En uno de los estudios, casi el 40% de los sujetos que recibieron ketamina experimentaron problemas respiratorios tan graves que tuvieron que ser intubados. Muchos sujetos pertenecían a grupos vulnerables y marginados.
En este artículo, describimos cómo los estudios de ketamina de Hennepin Healthcare infringieron las directrices federales de investigación. Analizamos la problemática relación entre Hennepin Healthcare y las fuerzas del orden, así como el concepto de “delirio agitado” o “delirio con excitación” o ¨estado de agitación delirante¨.

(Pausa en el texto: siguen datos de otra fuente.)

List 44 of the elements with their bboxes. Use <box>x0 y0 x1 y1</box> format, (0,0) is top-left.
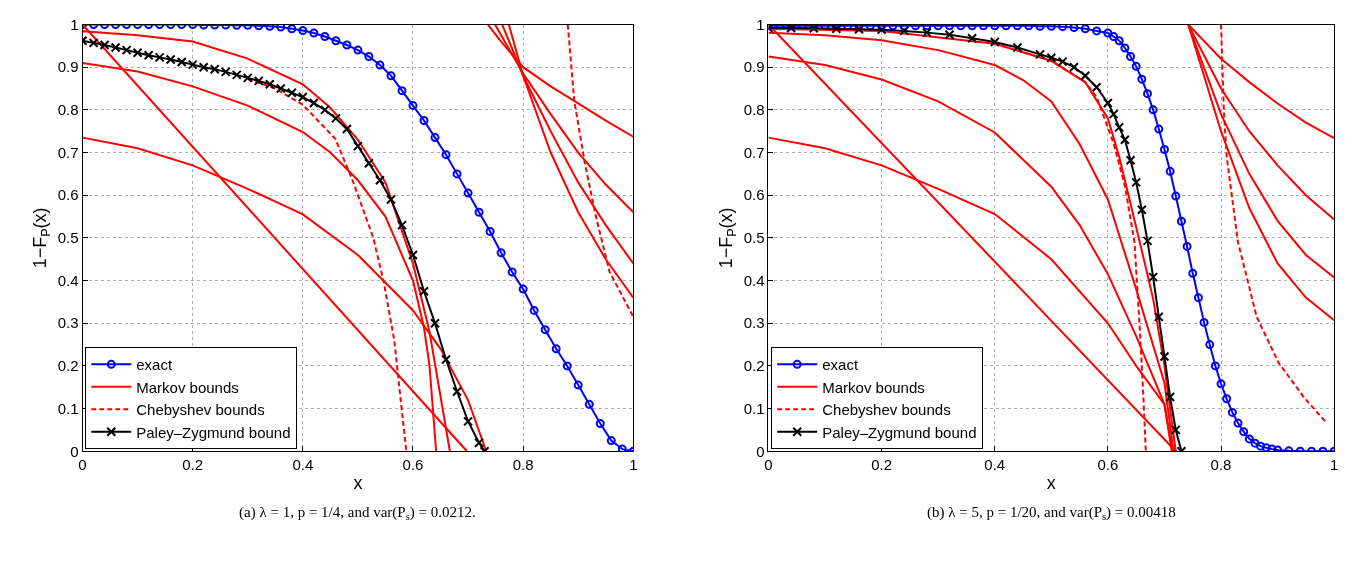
y-tick-label: 0 <box>756 442 765 460</box>
text: (a) λ = 1, p = 1/4, and var(P$_{s}$) = 0.0212. <box>239 504 476 523</box>
legend-label: Chebyshev bounds <box>136 401 265 419</box>
x-tick-label: 1 <box>629 456 638 474</box>
x-tick-label: 0.6 <box>402 456 424 474</box>
legend-label: Markov bounds <box>822 378 925 396</box>
y-tick-label: 0.5 <box>57 229 79 247</box>
y-tick-label: 0.5 <box>743 229 765 247</box>
y-tick-label: 0.8 <box>743 101 765 119</box>
x-tick-label: 0.2 <box>182 456 204 474</box>
y-tick-label: 0.6 <box>743 186 765 204</box>
x-axis-title: x <box>1046 473 1056 494</box>
x-tick-label: 0.6 <box>1097 456 1119 474</box>
y-tick-label: 0.8 <box>57 101 79 119</box>
y-tick-label: 0.7 <box>57 143 79 161</box>
legend-label: Paley–Zygmund bound <box>136 423 291 441</box>
x-axis-title: x <box>353 473 363 494</box>
y-tick-label: 0.4 <box>743 271 765 289</box>
y-tick-label: 0.7 <box>743 143 765 161</box>
y-tick-label: 0.3 <box>743 314 765 332</box>
y-tick-label: 0.4 <box>57 271 79 289</box>
y-tick-label: 1 <box>756 15 765 33</box>
x-tick-label: 0.4 <box>984 456 1006 474</box>
x-tick-label: 0.4 <box>292 456 314 474</box>
y-tick-label: 0.6 <box>57 186 79 204</box>
y-tick-label: 0 <box>70 442 79 460</box>
y-tick-label: 0.2 <box>743 357 765 375</box>
y-tick-label: 0.3 <box>57 314 79 332</box>
y-tick-label: 1 <box>70 15 79 33</box>
x-tick-label: 0.8 <box>1210 456 1232 474</box>
x-tick-label: 0.2 <box>871 456 893 474</box>
y-tick-label: 0.1 <box>743 399 765 417</box>
legend-label: Paley–Zygmund bound <box>822 423 977 441</box>
text: (b) λ = 5, p = 1/20, and var(P$_{s}$) = 0.00418 <box>927 504 1176 523</box>
y-tick-label: 0.9 <box>57 58 79 76</box>
x-tick-label: 0.8 <box>512 456 534 474</box>
legend-label: Chebyshev bounds <box>822 401 951 419</box>
legend-label: exact <box>136 356 173 374</box>
legend-label: exact <box>822 356 859 374</box>
y-tick-label: 0.1 <box>57 399 79 417</box>
y-tick-label: 0.9 <box>743 58 765 76</box>
y-tick-label: 0.2 <box>57 357 79 375</box>
legend-label: Markov bounds <box>136 378 239 396</box>
x-tick-label: 1 <box>1329 456 1339 474</box>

Finalmente, consideramos algunas formas alternativas de conceptualizar los ensayos clínicos en los que la intervención podría no beneficiar a los sujetos. Comparamos los ensayos de ketamina con los ensayos clínicos de contención química en residencias de ancianos y otras instituciones sanitarias, y también con estudios en los que se usan armas “no letales”.